The role of surface wettability and surface charge of electrosprayed nanoapatites on the behaviour of osteoblasts.

A new deposition method is presented, based on electrospraying, that can build bioceramic structures with desirable surface properties. This technology allows nanoapatite crystals, including hydroxyapatite (nHA), carbonate-substituted HA (nCHA) and silicon-substituted HA (nSiHA), to be electrosprayed on glass substrates. Human osteoblast cells cultured on nSiHA showed enhanced cell attachment, proliferation and protein expression, namely alkaline phosphatase, type 1 collagen and osteocalcin, as compared to nHA and nCHA. The modification of nanoapatite by the addition of silicon into the HA lattice structure renders the electrosprayed surface more hydrophilic and electronegatively charged.

Novel preparation of transdermal drug-delivery patches and functional wound healing materials.

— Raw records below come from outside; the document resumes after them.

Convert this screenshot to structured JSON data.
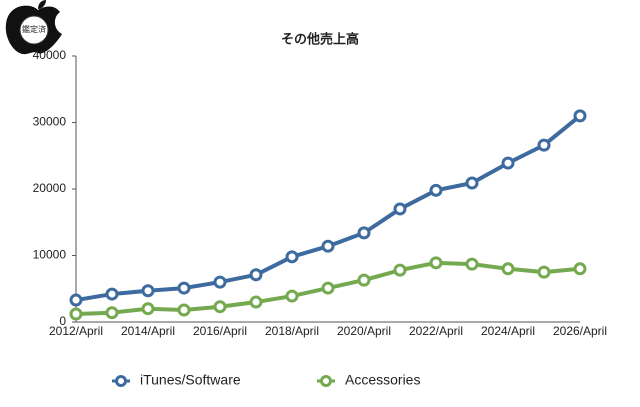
{
  "badge": "鑑定済",
  "chart_data": {
    "type": "line",
    "title": "その他売上高",
    "categories": [
      "2012/April",
      null,
      "2014/April",
      null,
      "2016/April",
      null,
      "2018/April",
      null,
      "2020/April",
      null,
      "2022/April",
      null,
      "2024/April",
      null,
      "2026/April"
    ],
    "series": [
      {
        "name": "iTunes/Software",
        "color": "#3d6b9f",
        "values": [
          3300,
          4200,
          4700,
          5100,
          6000,
          7100,
          9800,
          11400,
          13400,
          17000,
          19800,
          20900,
          23900,
          26600,
          31000
        ]
      },
      {
        "name": "Accessories",
        "color": "#74a94f",
        "values": [
          1200,
          1400,
          2000,
          1800,
          2300,
          3000,
          3900,
          5100,
          6300,
          7800,
          8900,
          8700,
          8000,
          7500,
          8000
        ]
      }
    ],
    "ylim": [
      0,
      40000
    ],
    "yticks": [
      0,
      10000,
      20000,
      30000,
      40000
    ],
    "legend": "bottom"
  }
}
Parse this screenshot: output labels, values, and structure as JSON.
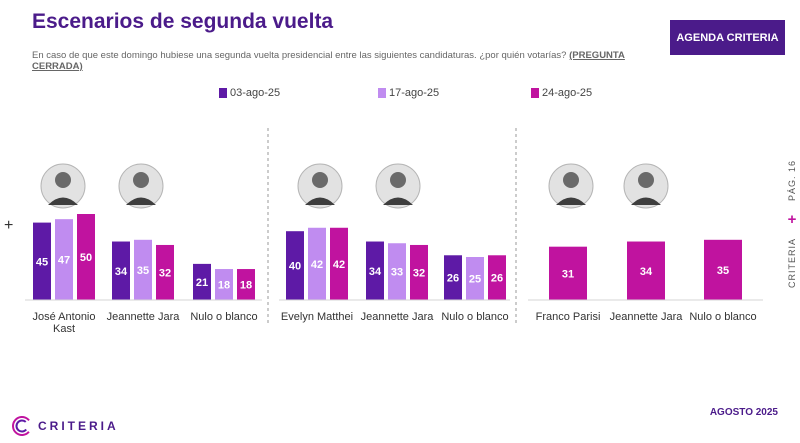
{
  "header": {
    "title": "Escenarios de segunda vuelta",
    "subtitle": "En caso de que este domingo hubiese una segunda vuelta presidencial entre las siguientes candidaturas. ¿por quién votarías?",
    "subtitle_note": "(PREGUNTA CERRADA)",
    "badge": "AGENDA CRITERIA"
  },
  "side": {
    "page": "PÁG. 16",
    "brand": "CRITERIA"
  },
  "footer": {
    "date": "AGOSTO 2025",
    "logo_text": "CRITERIA"
  },
  "colors": {
    "purple_dark": "#5e1aa6",
    "purple_light": "#c08cf0",
    "magenta": "#c0139f",
    "title": "#4b1b8a"
  },
  "chart_data": {
    "type": "bar",
    "legend": [
      "03-ago-25",
      "17-ago-25",
      "24-ago-25"
    ],
    "series_colors": [
      "#5e1aa6",
      "#c08cf0",
      "#c0139f"
    ],
    "ylim": [
      0,
      60
    ],
    "scenarios": [
      {
        "categories": [
          "José Antonio Kast",
          "Jeannette Jara",
          "Nulo o blanco"
        ],
        "series": [
          {
            "name": "03-ago-25",
            "values": [
              45,
              34,
              21
            ]
          },
          {
            "name": "17-ago-25",
            "values": [
              47,
              35,
              18
            ]
          },
          {
            "name": "24-ago-25",
            "values": [
              50,
              32,
              18
            ]
          }
        ]
      },
      {
        "categories": [
          "Evelyn Matthei",
          "Jeannette Jara",
          "Nulo o blanco"
        ],
        "series": [
          {
            "name": "03-ago-25",
            "values": [
              40,
              34,
              26
            ]
          },
          {
            "name": "17-ago-25",
            "values": [
              42,
              33,
              25
            ]
          },
          {
            "name": "24-ago-25",
            "values": [
              42,
              32,
              26
            ]
          }
        ]
      },
      {
        "categories": [
          "Franco Parisi",
          "Jeannette Jara",
          "Nulo o blanco"
        ],
        "series": [
          {
            "name": "24-ago-25",
            "values": [
              31,
              34,
              35
            ]
          }
        ]
      }
    ]
  }
}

The application of an electric field to a flowing medium can result in the formation of microscale and nanoscale structures suitable for drug delivery applications. We show that the design of the drug carrier can be varied and the release mechanism can be controlled by changing the physical state of the component containing the active agent. The structures formed include loaded micrometer-scale tubes and microcapsules and nanocapsules, which can also be utilized together to fabricate patches and wound healing materials. The aim of this study was to demonstrate novel processing of such patches and wound dressings. The processing used to generate these structures is carried out at the ambient temperature and is a versatile one-step operation suitable for a range of materials with low running costs and set-up costs without the degradation of the active drug component. The process can be multiplexed and requires no solvent extraction. It also offers pharmaceutical applications outside the remit of the potential uses presented.